Faq's

Assignment

FAQs for Assignment

Should I issue multiple ISRCs for a single track (e.g. due to a change in ownership)?
Can I assign ISRCs for recordings owned by others?
What if a recording has more than one copyright owner? Who should apply?
Can I assign ISRCs to previously released material e.g. on a CD that has already been mastered without including the ISRCs?
Can I assign ISRCs to recordings that I have licensed?
Do I need separate ISRC Registrant Codes for video and audio?
When do changes in a recording merit a new ISRC?

FAQs for Assignment

Q. Should I issue multiple ISRCs for a single track (e.g. due to a change in ownership)?

No. An ISRC should uniquely identify the recording to which it was assigned, and changes in ownership should not affect a recording's ISRC.

If you now have your own Registrant Code but have in the past obtained ISRCs through third parties, you do not need to re-issue ISRCs for these recordings.

Q. Can I assign ISRCs for recordings owned by others?

If you are registered as a Recording Owner, ISRCs should only be assigned to recordings that you own. There are separate provisions available for assigning ISRCs for others. The information on Registrant Types can be found here. If you feel that you have applied for the wrong type of Registrant Code, please contact us: isrc@riaa.com.

Q. What if a recording has more than one copyright owner? Who should apply?

The owners can designate one of the copyright owners to assign ISRCs for recordings whose rights are shared.

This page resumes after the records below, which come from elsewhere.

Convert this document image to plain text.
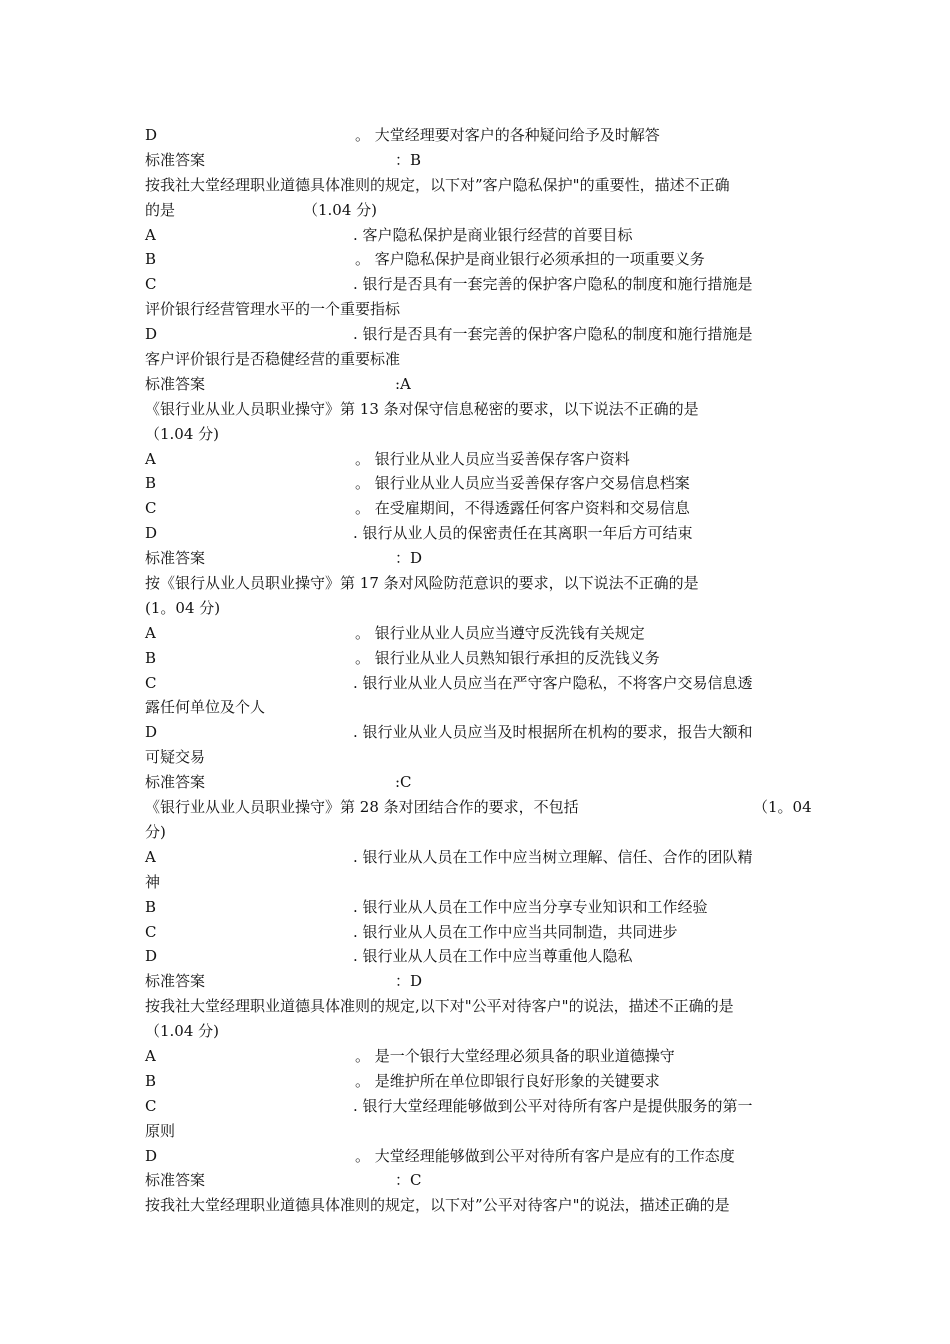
D	。 大堂经理要对客户的各种疑问给予及时解答
标准答案	：B
按我社大堂经理职业道德具体准则的规定，以下对”客户隐私保护"的重要性，描述不正确
的是	（1.04 分)
A	. 客户隐私保护是商业银行经营的首要目标
B	。 客户隐私保护是商业银行必须承担的一项重要义务
C	. 银行是否具有一套完善的保护客户隐私的制度和施行措施是
评价银行经营管理水平的一个重要指标
D	. 银行是否具有一套完善的保护客户隐私的制度和施行措施是
客户评价银行是否稳健经营的重要标准
标准答案	:A
《银行业从业人员职业操守》第 13 条对保守信息秘密的要求，以下说法不正确的是
（1.04 分)
A	。 银行业从业人员应当妥善保存客户资料
B	。 银行业从业人员应当妥善保存客户交易信息档案
C	。 在受雇期间，不得透露任何客户资料和交易信息
D	. 银行从业人员的保密责任在其离职一年后方可结束
标准答案	：D
按《银行从业人员职业操守》第 17 条对风险防范意识的要求，以下说法不正确的是
(1。04 分)
A	。 银行业从业人员应当遵守反洗钱有关规定
B	。 银行业从业人员熟知银行承担的反洗钱义务
C	. 银行业从业人员应当在严守客户隐私，不将客户交易信息透
露任何单位及个人
D	. 银行业从业人员应当及时根据所在机构的要求，报告大额和
可疑交易
标准答案	:C
《银行业从业人员职业操守》第 28 条对团结合作的要求，不包括	（1。04
分)
A	. 银行业从人员在工作中应当树立理解、信任、合作的团队精
神
B	. 银行业从人员在工作中应当分享专业知识和工作经验
C	. 银行业从人员在工作中应当共同制造，共同进步
D	. 银行业从人员在工作中应当尊重他人隐私
标准答案	：D
按我社大堂经理职业道德具体准则的规定,以下对"公平对待客户"的说法，描述不正确的是
（1.04 分)
A	。 是一个银行大堂经理必须具备的职业道德操守
B	。 是维护所在单位即银行良好形象的关键要求
C	. 银行大堂经理能够做到公平对待所有客户是提供服务的第一
原则
D	。 大堂经理能够做到公平对待所有客户是应有的工作态度
标准答案	：C
按我社大堂经理职业道德具体准则的规定，以下对”公平对待客户"的说法，描述正确的是
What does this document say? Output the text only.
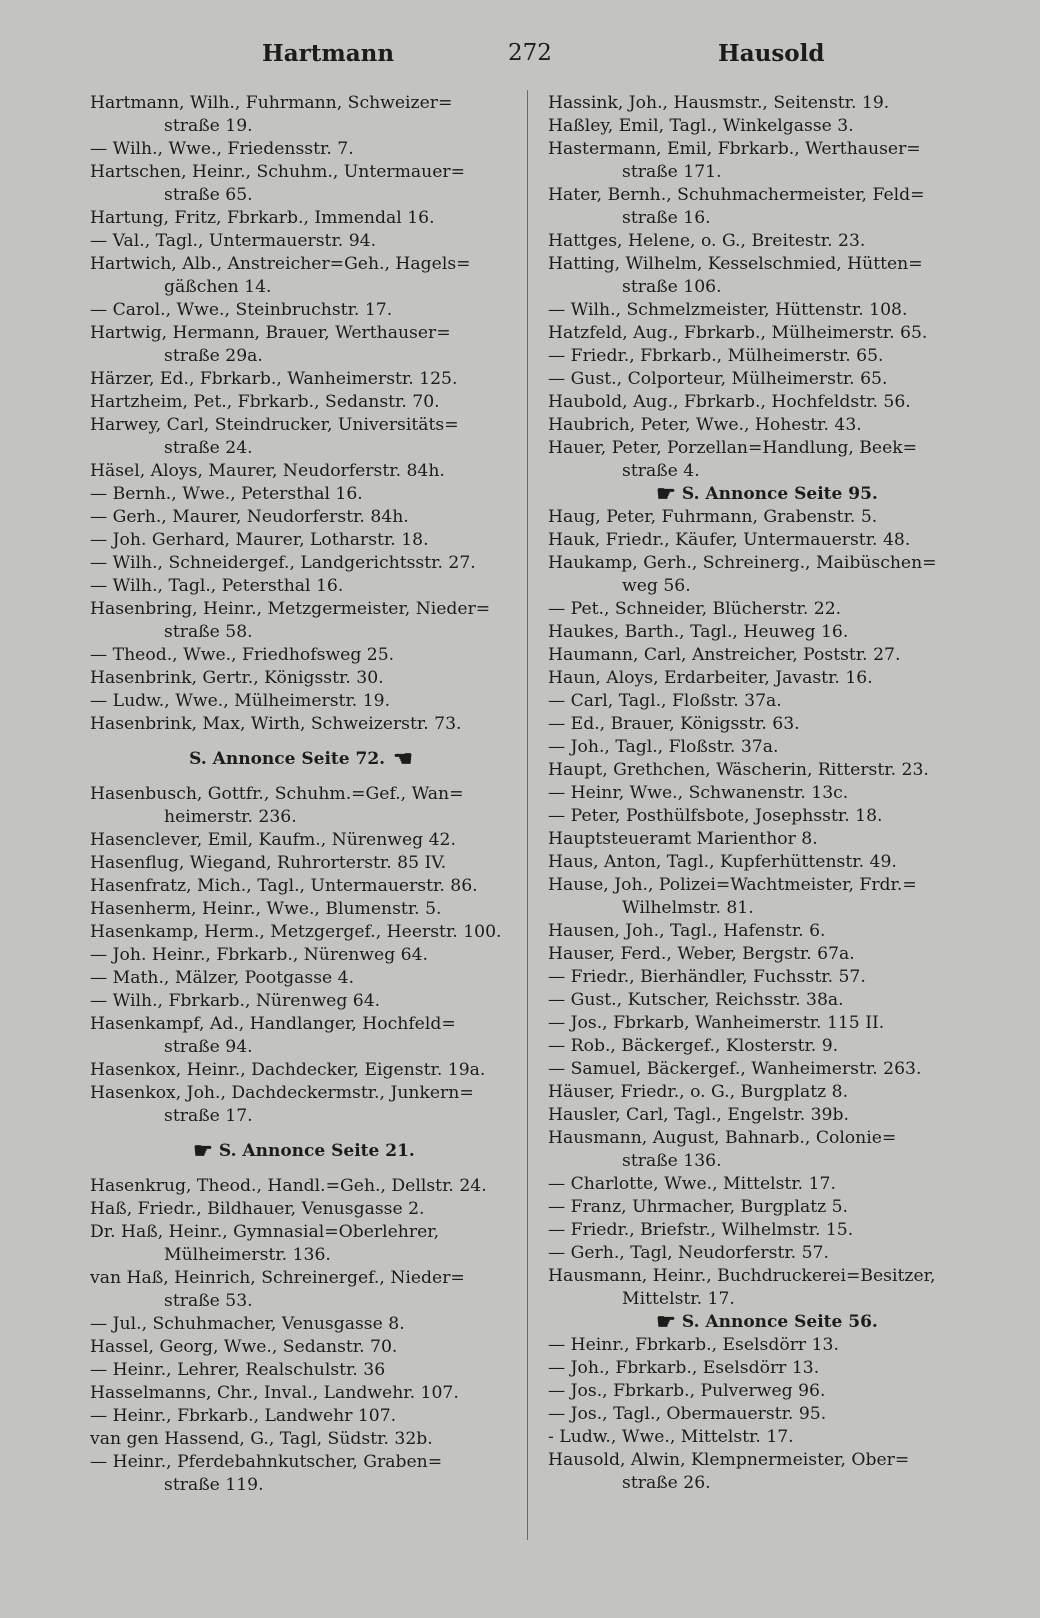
Hartmann	272	Hausold
Hartmann, Wilh., Fuhrmann, Schweizer=
straße 19.
— Wilh., Wwe., Friedensstr. 7.
Hartschen, Heinr., Schuhm., Untermauer=
straße 65.
Hartung, Fritz, Fbrkarb., Immendal 16.
— Val., Tagl., Untermauerstr. 94.
Hartwich, Alb., Anstreicher=Geh., Hagels=
gäßchen 14.
— Carol., Wwe., Steinbruchstr. 17.
Hartwig, Hermann, Brauer, Werthauser=
straße 29a.
Härzer, Ed., Fbrkarb., Wanheimerstr. 125.
Hartzheim, Pet., Fbrkarb., Sedanstr. 70.
Harwey, Carl, Steindrucker, Universitäts=
straße 24.
Häsel, Aloys, Maurer, Neudorferstr. 84h.
— Bernh., Wwe., Petersthal 16.
— Gerh., Maurer, Neudorferstr. 84h.
— Joh. Gerhard, Maurer, Lotharstr. 18.
— Wilh., Schneidergef., Landgerichtsstr. 27.
— Wilh., Tagl., Petersthal 16.
Hasenbring, Heinr., Metzgermeister, Nieder=
straße 58.
— Theod., Wwe., Friedhofsweg 25.
Hasenbrink, Gertr., Königsstr. 30.
— Ludw., Wwe., Mülheimerstr. 19.
Hasenbrink, Max, Wirth, Schweizerstr. 73.
S. Annonce Seite 72. ☚
Hasenbusch, Gottfr., Schuhm.=Gef., Wan=
heimerstr. 236.
Hasenclever, Emil, Kaufm., Nürenweg 42.
Hasenflug, Wiegand, Ruhrorterstr. 85 IV.
Hasenfratz, Mich., Tagl., Untermauerstr. 86.
Hasenherm, Heinr., Wwe., Blumenstr. 5.
Hasenkamp, Herm., Metzgergef., Heerstr. 100.
— Joh. Heinr., Fbrkarb., Nürenweg 64.
— Math., Mälzer, Pootgasse 4.
— Wilh., Fbrkarb., Nürenweg 64.
Hasenkampf, Ad., Handlanger, Hochfeld=
straße 94.
Hasenkox, Heinr., Dachdecker, Eigenstr. 19a.
Hasenkox, Joh., Dachdeckermstr., Junkern=
straße 17.
☛ S. Annonce Seite 21.
Hasenkrug, Theod., Handl.=Geh., Dellstr. 24.
Haß, Friedr., Bildhauer, Venusgasse 2.
Dr. Haß, Heinr., Gymnasial=Oberlehrer,
Mülheimerstr. 136.
van Haß, Heinrich, Schreinergef., Nieder=
straße 53.
— Jul., Schuhmacher, Venusgasse 8.
Hassel, Georg, Wwe., Sedanstr. 70.
— Heinr., Lehrer, Realschulstr. 36
Hasselmanns, Chr., Inval., Landwehr. 107.
— Heinr., Fbrkarb., Landwehr 107.
van gen Hassend, G., Tagl, Südstr. 32b.
— Heinr., Pferdebahnkutscher, Graben=
straße 119.
Hassink, Joh., Hausmstr., Seitenstr. 19.
Haßley, Emil, Tagl., Winkelgasse 3.
Hastermann, Emil, Fbrkarb., Werthauser=
straße 171.
Hater, Bernh., Schuhmachermeister, Feld=
straße 16.
Hattges, Helene, o. G., Breitestr. 23.
Hatting, Wilhelm, Kesselschmied, Hütten=
straße 106.
— Wilh., Schmelzmeister, Hüttenstr. 108.
Hatzfeld, Aug., Fbrkarb., Mülheimerstr. 65.
— Friedr., Fbrkarb., Mülheimerstr. 65.
— Gust., Colporteur, Mülheimerstr. 65.
Haubold, Aug., Fbrkarb., Hochfeldstr. 56.
Haubrich, Peter, Wwe., Hohestr. 43.
Hauer, Peter, Porzellan=Handlung, Beek=
straße 4.
☛ S. Annonce Seite 95.
Haug, Peter, Fuhrmann, Grabenstr. 5.
Hauk, Friedr., Käufer, Untermauerstr. 48.
Haukamp, Gerh., Schreinerg., Maibüschen=
weg 56.
— Pet., Schneider, Blücherstr. 22.
Haukes, Barth., Tagl., Heuweg 16.
Haumann, Carl, Anstreicher, Poststr. 27.
Haun, Aloys, Erdarbeiter, Javastr. 16.
— Carl, Tagl., Floßstr. 37a.
— Ed., Brauer, Königsstr. 63.
— Joh., Tagl., Floßstr. 37a.
Haupt, Grethchen, Wäscherin, Ritterstr. 23.
— Heinr, Wwe., Schwanenstr. 13c.
— Peter, Posthülfsbote, Josephsstr. 18.
Hauptsteueramt Marienthor 8.
Haus, Anton, Tagl., Kupferhüttenstr. 49.
Hause, Joh., Polizei=Wachtmeister, Frdr.=
Wilhelmstr. 81.
Hausen, Joh., Tagl., Hafenstr. 6.
Hauser, Ferd., Weber, Bergstr. 67a.
— Friedr., Bierhändler, Fuchsstr. 57.
— Gust., Kutscher, Reichsstr. 38a.
— Jos., Fbrkarb, Wanheimerstr. 115 II.
— Rob., Bäckergef., Klosterstr. 9.
— Samuel, Bäckergef., Wanheimerstr. 263.
Häuser, Friedr., o. G., Burgplatz 8.
Hausler, Carl, Tagl., Engelstr. 39b.
Hausmann, August, Bahnarb., Colonie=
straße 136.
— Charlotte, Wwe., Mittelstr. 17.
— Franz, Uhrmacher, Burgplatz 5.
— Friedr., Briefstr., Wilhelmstr. 15.
— Gerh., Tagl, Neudorferstr. 57.
Hausmann, Heinr., Buchdruckerei=Besitzer,
Mittelstr. 17.
☛ S. Annonce Seite 56.
— Heinr., Fbrkarb., Eselsdörr 13.
— Joh., Fbrkarb., Eselsdörr 13.
— Jos., Fbrkarb., Pulverweg 96.
— Jos., Tagl., Obermauerstr. 95.
- Ludw., Wwe., Mittelstr. 17.
Hausold, Alwin, Klempnermeister, Ober=
straße 26.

Q. Can I assign ISRCs to previously released material e.g. on a CD that has already been mastered without including the ISRCs?

Yes. Assign ISRCs to your previously mastered recordings and maintain a good record of the assignments. If you ever re-master, your ISRCs can be included at that time.

Q. Can I assign ISRCs to recordings that I have licensed?

We have a provision that allows you to assign ISRCs to recordings that you have licensed, provided that a) ISRCs have not already been assigned; and b) the licensor, which is the entity responsible for assigning the codes, is either unable or unwilling to do so.

If you believe this applies, please contact: isrc@riaa.com.

Q. Do I need separate ISRC Registrant Codes for video and audio?

The same Registrant Code can be used to assign ISRCs for audio and video recordings. We recommend the use of a "9" at the beginning of the designation code to assist in distinguishing between audio and video recordings.

If you were assigned the country code US:

For audio recordings, the string of digits and letters could be: US-_ _ _-17-00001 through US-_ _ _-17-89999

For video recordings, the string of digits and letters could be: US-_ _ _-17-90000 through US-_ _ _-17-99999

If you were assigned the country code QM:

For audio recordings, the string of digits and letters could be: QM-_ _ _-17-00001 through QM-_ _ _-17-89999

For video recordings, the string of digits and letters could be: QM-_ _ _-17-90000 through QM-_ _ _-17-99999

If you were assigned the country code QZ:

For audio recordings, the string of digits and letters could be: QZ-_ _ _-17-00001 through QZ-_ _ _-17-89999

For video recordings, the string of digits and letters could be: QZ-_ _ _-17-90000 through QZ-_ _ _-17-99999

Q. When do changes in a recording merit a new ISRC?

A new ISRC must be issued when:

  • A sound recording is re-mixed or edited.
  • If a new fade changes the length of a track by more than 10 seconds.
  • Edits that change the length of a sound recording by more than 10 seconds (playing time is measured from the first recorded modulation to the last recorded modulation).
  • A previously released sound recording is partially used as part of a compilation.
  • A 'full restoration' of a historical recording is performed by re-mastering, re-pitching, re-equalizing, de-noising or de-clicking a sound recording to meet contemporary quality standards. The registrant of the recording has discretion when making the determination between full re-mastering (sound restoration) and simple re-mastering (reproduction without sound restoration).